The filibuster issue—more symbolic than real
Here’s something I sent to a small e-mail discussion group earlier this week:
I don’t know why exactly, but I just haven’t got as fired up about this filibuster issue as many other people have been. Maybe it seems too redolent of previous incidents in which Republicans/conservatives, after decades of passivity on some issue, suddenly seemed to come to life, but then put all their eggs in one, procedural basket rather than addressing the substantive issue.
I know what it is. It’s that it seems like a replay of the unsuccessful three-decades-old crusade to “elect a Republican president” so that he can “nominate conservative judges.”
Ok, so we’ve elected another Republican president, and he’s nominated some putatively conservative judges, and now their confirmation has been blocked, but I just don’t think this is where the main battle lies. The main battle is in STOPPING THE COURTS FROM DOING WHAT THEY’RE ALREADY DOING, not in pursuing gradual changes in personnel in the hope that somehow over time that will reverse the whole direction of the federal judiciary. I want an uprising of the Congress and the people against the courts, NOW! I want judges who base U.S. constitutional decisions on foreign laws to be threatened with impeachment, NOW!
I just don’t care that much about little procedural changes in the Senate. It’s like the Contract with America. It was worthy, as far as it went, but it was mostly procedural. It was NOT a conservative platform at all. I’m not gonna get all excited about these Republican simulacra of conservatism.

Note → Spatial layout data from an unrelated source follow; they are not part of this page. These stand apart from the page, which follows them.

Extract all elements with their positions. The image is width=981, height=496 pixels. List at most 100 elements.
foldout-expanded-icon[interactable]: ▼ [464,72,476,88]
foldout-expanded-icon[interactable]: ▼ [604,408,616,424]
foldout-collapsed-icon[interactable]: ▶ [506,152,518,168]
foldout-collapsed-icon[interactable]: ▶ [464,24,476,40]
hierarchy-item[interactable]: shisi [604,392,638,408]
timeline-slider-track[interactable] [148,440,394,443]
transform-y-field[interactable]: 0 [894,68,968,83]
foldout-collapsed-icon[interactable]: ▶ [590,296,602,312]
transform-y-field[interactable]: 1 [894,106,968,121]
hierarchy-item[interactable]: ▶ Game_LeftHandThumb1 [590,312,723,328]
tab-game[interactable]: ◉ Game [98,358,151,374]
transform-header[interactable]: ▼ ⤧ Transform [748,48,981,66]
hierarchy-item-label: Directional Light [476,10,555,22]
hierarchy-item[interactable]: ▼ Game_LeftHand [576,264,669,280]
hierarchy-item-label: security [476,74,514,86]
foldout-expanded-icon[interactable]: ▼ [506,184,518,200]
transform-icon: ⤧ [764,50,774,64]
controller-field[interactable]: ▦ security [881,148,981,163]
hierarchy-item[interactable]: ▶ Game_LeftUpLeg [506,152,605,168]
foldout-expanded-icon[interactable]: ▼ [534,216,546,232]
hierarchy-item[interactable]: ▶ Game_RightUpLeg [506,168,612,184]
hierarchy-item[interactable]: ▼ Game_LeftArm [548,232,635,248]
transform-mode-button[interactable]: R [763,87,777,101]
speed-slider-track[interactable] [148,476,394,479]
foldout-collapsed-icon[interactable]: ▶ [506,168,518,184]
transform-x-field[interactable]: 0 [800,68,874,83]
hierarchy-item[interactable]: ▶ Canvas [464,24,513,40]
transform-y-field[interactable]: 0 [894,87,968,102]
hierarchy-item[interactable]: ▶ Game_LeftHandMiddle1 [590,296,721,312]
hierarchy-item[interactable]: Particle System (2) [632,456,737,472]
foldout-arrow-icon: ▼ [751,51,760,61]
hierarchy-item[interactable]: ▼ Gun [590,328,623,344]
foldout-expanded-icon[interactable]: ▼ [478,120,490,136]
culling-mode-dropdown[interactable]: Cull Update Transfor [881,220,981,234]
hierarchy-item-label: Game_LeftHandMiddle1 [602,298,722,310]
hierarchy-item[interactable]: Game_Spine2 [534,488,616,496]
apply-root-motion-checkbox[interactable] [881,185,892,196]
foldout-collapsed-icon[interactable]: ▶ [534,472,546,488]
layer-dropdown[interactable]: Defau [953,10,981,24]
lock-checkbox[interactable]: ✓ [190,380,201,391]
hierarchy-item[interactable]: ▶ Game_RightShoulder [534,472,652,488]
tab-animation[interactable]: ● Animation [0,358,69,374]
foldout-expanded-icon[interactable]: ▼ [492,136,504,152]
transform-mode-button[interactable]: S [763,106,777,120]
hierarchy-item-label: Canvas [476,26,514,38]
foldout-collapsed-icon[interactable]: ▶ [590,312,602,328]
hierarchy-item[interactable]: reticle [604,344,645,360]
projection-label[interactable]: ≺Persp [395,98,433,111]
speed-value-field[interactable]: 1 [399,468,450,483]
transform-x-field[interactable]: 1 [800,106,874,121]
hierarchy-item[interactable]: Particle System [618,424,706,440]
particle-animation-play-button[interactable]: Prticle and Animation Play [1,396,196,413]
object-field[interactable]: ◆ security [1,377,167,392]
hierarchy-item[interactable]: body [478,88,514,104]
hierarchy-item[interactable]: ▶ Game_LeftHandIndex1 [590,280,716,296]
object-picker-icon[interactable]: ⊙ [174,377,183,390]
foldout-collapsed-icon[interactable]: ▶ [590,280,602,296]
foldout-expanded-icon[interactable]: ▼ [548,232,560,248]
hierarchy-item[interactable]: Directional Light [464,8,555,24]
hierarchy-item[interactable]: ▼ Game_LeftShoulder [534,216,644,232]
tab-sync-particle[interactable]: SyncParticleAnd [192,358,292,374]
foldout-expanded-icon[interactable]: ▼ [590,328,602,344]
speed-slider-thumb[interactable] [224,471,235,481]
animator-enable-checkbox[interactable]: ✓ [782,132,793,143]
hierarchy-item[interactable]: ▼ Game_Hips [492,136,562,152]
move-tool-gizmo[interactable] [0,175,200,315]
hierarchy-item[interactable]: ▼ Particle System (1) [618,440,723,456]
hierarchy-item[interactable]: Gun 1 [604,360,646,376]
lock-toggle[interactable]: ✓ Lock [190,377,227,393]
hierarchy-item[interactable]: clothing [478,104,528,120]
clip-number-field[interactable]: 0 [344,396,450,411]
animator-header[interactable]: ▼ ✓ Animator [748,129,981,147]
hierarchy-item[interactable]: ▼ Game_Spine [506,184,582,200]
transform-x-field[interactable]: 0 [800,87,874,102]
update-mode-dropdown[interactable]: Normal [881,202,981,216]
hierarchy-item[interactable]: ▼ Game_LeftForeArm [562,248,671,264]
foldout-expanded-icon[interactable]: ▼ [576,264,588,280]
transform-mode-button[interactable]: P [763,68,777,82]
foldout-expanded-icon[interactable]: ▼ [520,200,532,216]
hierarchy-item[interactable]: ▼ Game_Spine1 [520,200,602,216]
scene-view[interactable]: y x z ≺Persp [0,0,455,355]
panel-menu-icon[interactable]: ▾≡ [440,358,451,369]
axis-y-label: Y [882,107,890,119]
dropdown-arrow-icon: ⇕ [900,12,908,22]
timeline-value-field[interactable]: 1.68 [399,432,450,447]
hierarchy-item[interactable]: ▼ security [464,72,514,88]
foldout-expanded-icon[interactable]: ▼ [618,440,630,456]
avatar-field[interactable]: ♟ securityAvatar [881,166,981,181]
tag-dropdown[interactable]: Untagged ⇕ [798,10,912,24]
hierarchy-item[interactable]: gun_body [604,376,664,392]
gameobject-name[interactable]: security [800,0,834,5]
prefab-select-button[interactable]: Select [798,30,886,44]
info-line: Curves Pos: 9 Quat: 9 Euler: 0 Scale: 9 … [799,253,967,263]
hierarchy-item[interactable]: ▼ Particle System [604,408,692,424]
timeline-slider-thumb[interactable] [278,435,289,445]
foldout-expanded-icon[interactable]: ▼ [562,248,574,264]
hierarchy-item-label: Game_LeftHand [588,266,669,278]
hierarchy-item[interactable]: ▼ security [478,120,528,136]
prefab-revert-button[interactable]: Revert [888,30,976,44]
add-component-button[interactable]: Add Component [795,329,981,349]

Here’s an example of what I mean. Thomas Sowell is among those who thinks the Republican Senate compromise is nothing short of catastrophic. He says a once-in-a-generation opportunity was lost:
“That opportunity is—or was—to set in concrete both the Senate’s right to vote on judicial nominees and the American people’s right to govern themselves, instead of being ruled by judges who increasingly take decisions out of the hands of elected officials and impose their own personal policy preferences.”
But it seems to me that this wildly overstates what the rules change would have accomplished. It only would have gotten rid of a single obstructionist practice that the Senate Democrats have been pursuing for the last four years to prevent certain conservative judges from coming to a floor vote. It doesn’t mean that the conservative judges in question would actually be conservative; and it doesn’t address any of the specific wrongful decisions that the courts have been making for decades, including the decisions in which judges have usurped the function and power of legislators. Sowell seems to imagine that it would. He has fallen for the notion that a mere procedural change that helps get a few more supposedly conservative judges on the federal courts is tantamount to a substantive reversal of the whole tenor of federal courts during the last fifty or seventy years, when in fact nothing of the kind could have resulted from Republican victory on this filibuster issue.
This is classic Republican/conservative delusion. The Republicans are not only unable to keep their eyes on the ball, they’re unable to get their eyes on the ball in the first place. They are never actually in the game that they say or imagine that they’re in, the game of conservatism vs. liberalism. As though they were in Plato’s Cave, they pursue symbols and images and shadows of a conservative politics, not the real thing. We should call them Plato’s Republicans.